Last season, the Atlantic League put in a few new rules to improve the pace of play. Some of them worked extremely well – such as timing between innings and batters staying in the box – have been instituted in the majors this season.
And these rules have cut off approximately 8 minutes per game.
So now the Atlantic League is experimenting again. Taking the suggestion of author Paul Auster, the league is playing an exhibition game between the Long Island Ducks and Bridgeport Bluefish with some radical rules that include a player being ruled out if they foul off a pitch with two strikes and a player earning a walk after three balls, rather than four.
Look call me old fashioned, but changing the fundamental rules of the game is not going to improve baseball, but rather destroy is very fabric of the game.
In 1999, Shawon Dunston led off the 15th inning of Grand Slam Single with a 12-pitch, nine minute at bat, that saw him fight back from being down 1-2 in the count. Under these new rules, he would have been out and the Grand Slam Single would never have happened – or at least not in the way we remember.
By limiting the number of pitches thrown to a batter, the pitcher will have the advantage, since there’s less chance of a mistake by a pitcher.

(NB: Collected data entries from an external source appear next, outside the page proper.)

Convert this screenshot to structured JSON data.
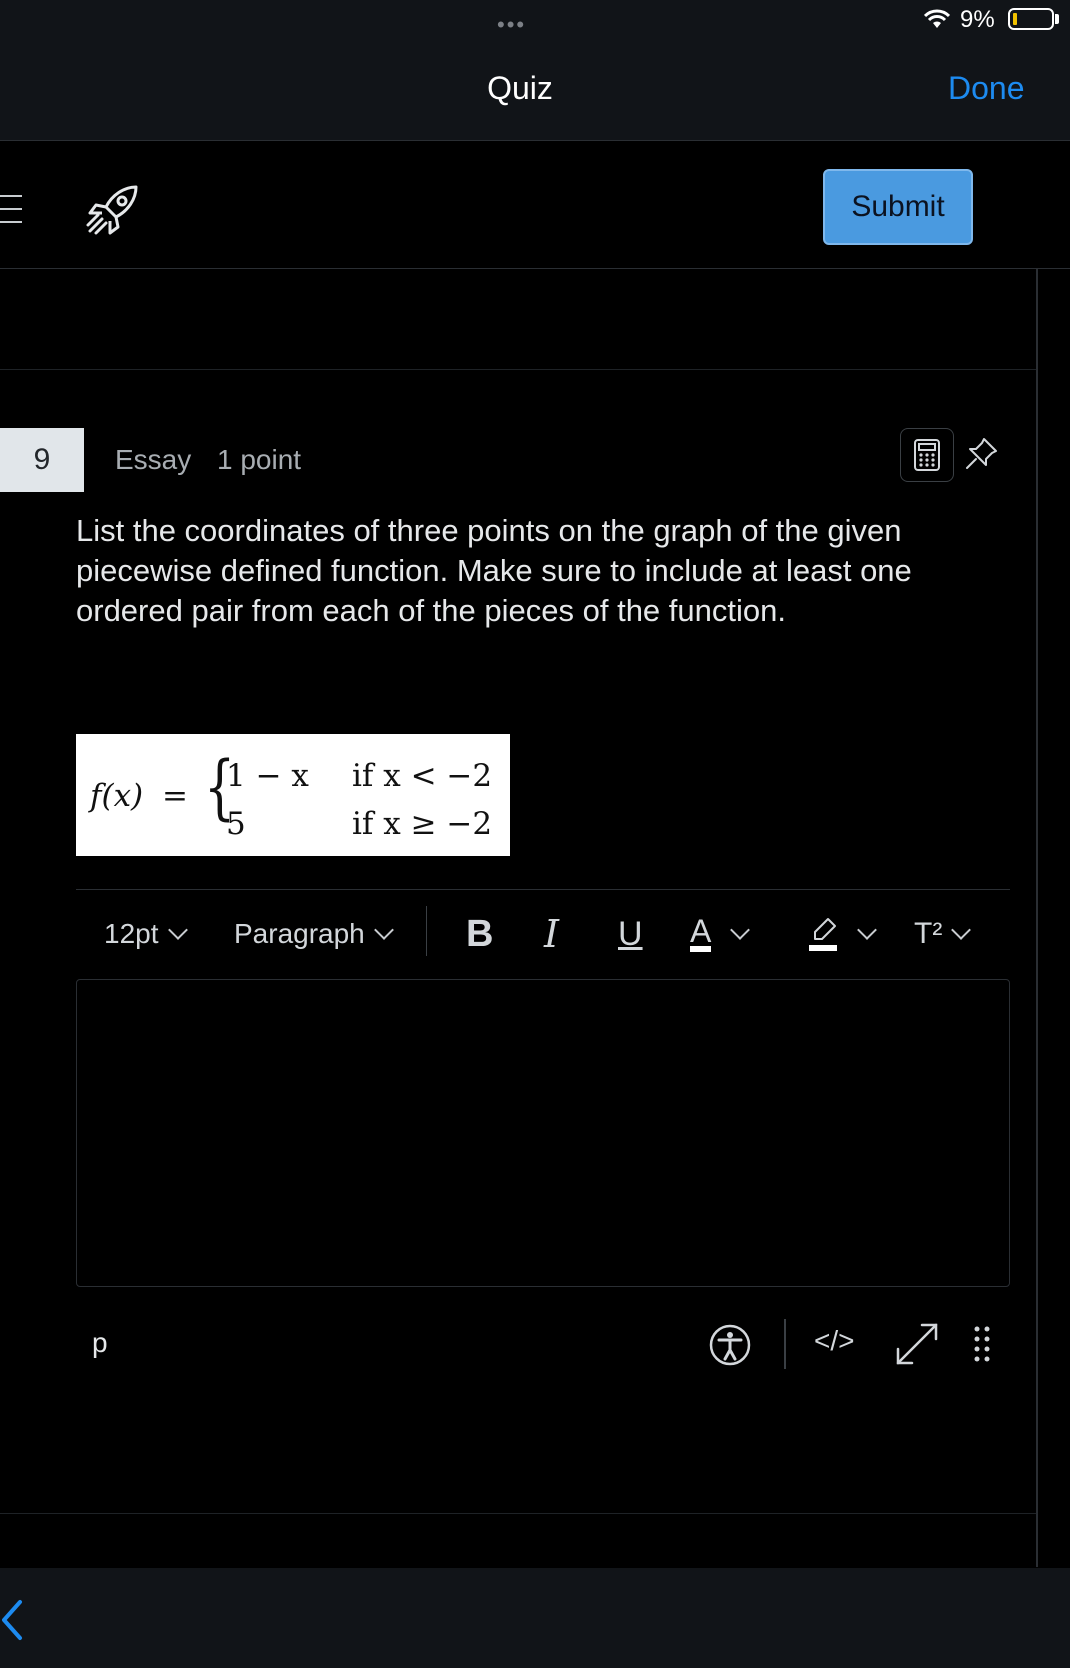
{
  "status_bar": {
    "dots": "•••",
    "battery_percent": "9%"
  },
  "nav": {
    "title": "Quiz",
    "done_label": "Done"
  },
  "app_header": {
    "submit_label": "Submit"
  },
  "question": {
    "number": "9",
    "type": "Essay",
    "points": "1 point",
    "prompt": "List the coordinates of three points on the graph of the given piecewise defined function. Make sure to include at least one ordered pair from each of the pieces of the function.",
    "formula": {
      "lhs": "f(x)",
      "equals": "=",
      "brace": "{",
      "piece1_expr": "1 − x",
      "piece1_cond": "if x < −2",
      "piece2_expr": "5",
      "piece2_cond": "if x ≥ −2"
    }
  },
  "editor_toolbar": {
    "font_size": "12pt",
    "block_format": "Paragraph",
    "bold": "B",
    "italic": "I",
    "underline": "U",
    "text_color": "A",
    "superscript": "T²"
  },
  "editor_status": {
    "path": "p",
    "code_view": "</>"
  },
  "icons": {
    "menu": "menu-icon",
    "rocket": "rocket-icon",
    "calculator": "calculator-icon",
    "pin": "pin-icon",
    "accessibility": "accessibility-icon",
    "expand": "expand-icon",
    "drag": "drag-handle-icon",
    "back": "back-icon"
  },
  "colors": {
    "accent": "#1d8bf0",
    "submit": "#4a9ae0",
    "battery_low": "#f2c200"
  }
}
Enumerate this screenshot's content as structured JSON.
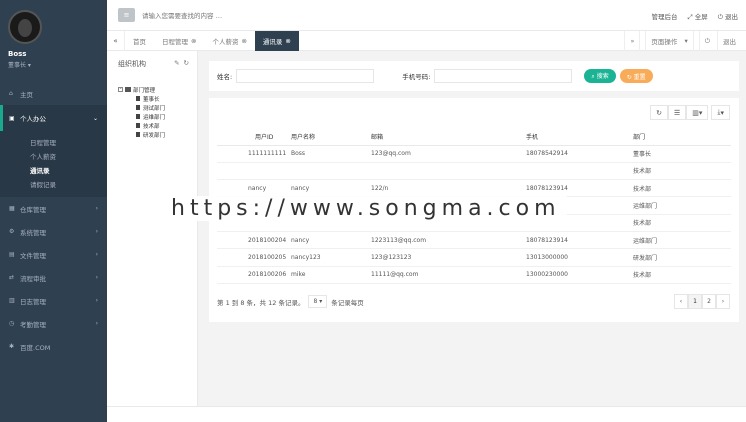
{
  "colors": {
    "sidebar": "#2f4050",
    "accent": "#1ab394",
    "warning": "#f8ac59"
  },
  "user": {
    "name": "Boss",
    "role": "董事长"
  },
  "nav": [
    {
      "icon": "home-icon",
      "label": "主页"
    },
    {
      "icon": "briefcase-icon",
      "label": "个人办公"
    },
    {
      "icon": "cube-icon",
      "label": "仓库管理"
    },
    {
      "icon": "gear-icon",
      "label": "系统管理"
    },
    {
      "icon": "file-icon",
      "label": "文件管理"
    },
    {
      "icon": "shuffle-icon",
      "label": "流程审批"
    },
    {
      "icon": "calendar-icon",
      "label": "日志管理"
    },
    {
      "icon": "clock-icon",
      "label": "考勤管理"
    },
    {
      "icon": "globe-icon",
      "label": "百度.COM"
    }
  ],
  "subnav": [
    "日程管理",
    "个人薪资",
    "通讯录",
    "请假记录"
  ],
  "topbar": {
    "search_placeholder": "请输入您需要查找的内容 …",
    "items": [
      "管理后台",
      "全屏",
      "退出"
    ]
  },
  "tabs": [
    "首页",
    "日程管理",
    "个人薪资",
    "通讯录"
  ],
  "tab_right": [
    "页面操作",
    "退出"
  ],
  "org": {
    "title": "组织机构",
    "root": "部门管理",
    "depts": [
      "董事长",
      "测试部门",
      "运维部门",
      "技术部",
      "研发部门"
    ]
  },
  "search": {
    "name_label": "姓名:",
    "phone_label": "手机号码:",
    "search_btn": "搜索",
    "reset_btn": "重置"
  },
  "table": {
    "headers": [
      "用户ID",
      "用户名称",
      "邮箱",
      "手机",
      "部门"
    ],
    "rows": [
      [
        "1111111111",
        "Boss",
        "123@qq.com",
        "18078542914",
        "董事长"
      ],
      [
        "",
        "",
        "",
        "",
        "技术部"
      ],
      [
        "nancy",
        "nancy",
        "122/n",
        "18078123914",
        "技术部"
      ],
      [
        "",
        "",
        "",
        "",
        "运维部门"
      ],
      [
        "",
        "",
        "",
        "",
        "技术部"
      ],
      [
        "2018100204",
        "nancy",
        "1223113@qq.com",
        "18078123914",
        "运维部门"
      ],
      [
        "2018100205",
        "nancy123",
        "123@123123",
        "13013000000",
        "研发部门"
      ],
      [
        "2018100206",
        "mike",
        "11111@qq.com",
        "13000230000",
        "技术部"
      ]
    ]
  },
  "pager": {
    "summary": "第 1 到 8 条，共 12 条记录。",
    "page_size": "8",
    "per_page": "条记录每页",
    "pages": [
      "‹",
      "1",
      "2",
      "›"
    ]
  },
  "watermark": "https://www.songma.com"
}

Baseball is trying to increase offense right now and these rules will hurt that in the long run.
That said, you have to give some credit here, since the Atlantic League is just taking a look.
This, though, has disaster written all over it. In the Atlantic League there’s some value to it, since the most fans don’t follow the league, like they do in the majors. Most fans in the crowd attend the day to have a nice day out and don’t really follow the players like they do in the National and American Leagues.
That said, there’s a certain element that still needs to come into play and changing the basic fabric of the game isn’t speeding up the game but changing the sport all together.
Sometimes progress is a good thing. This is not it.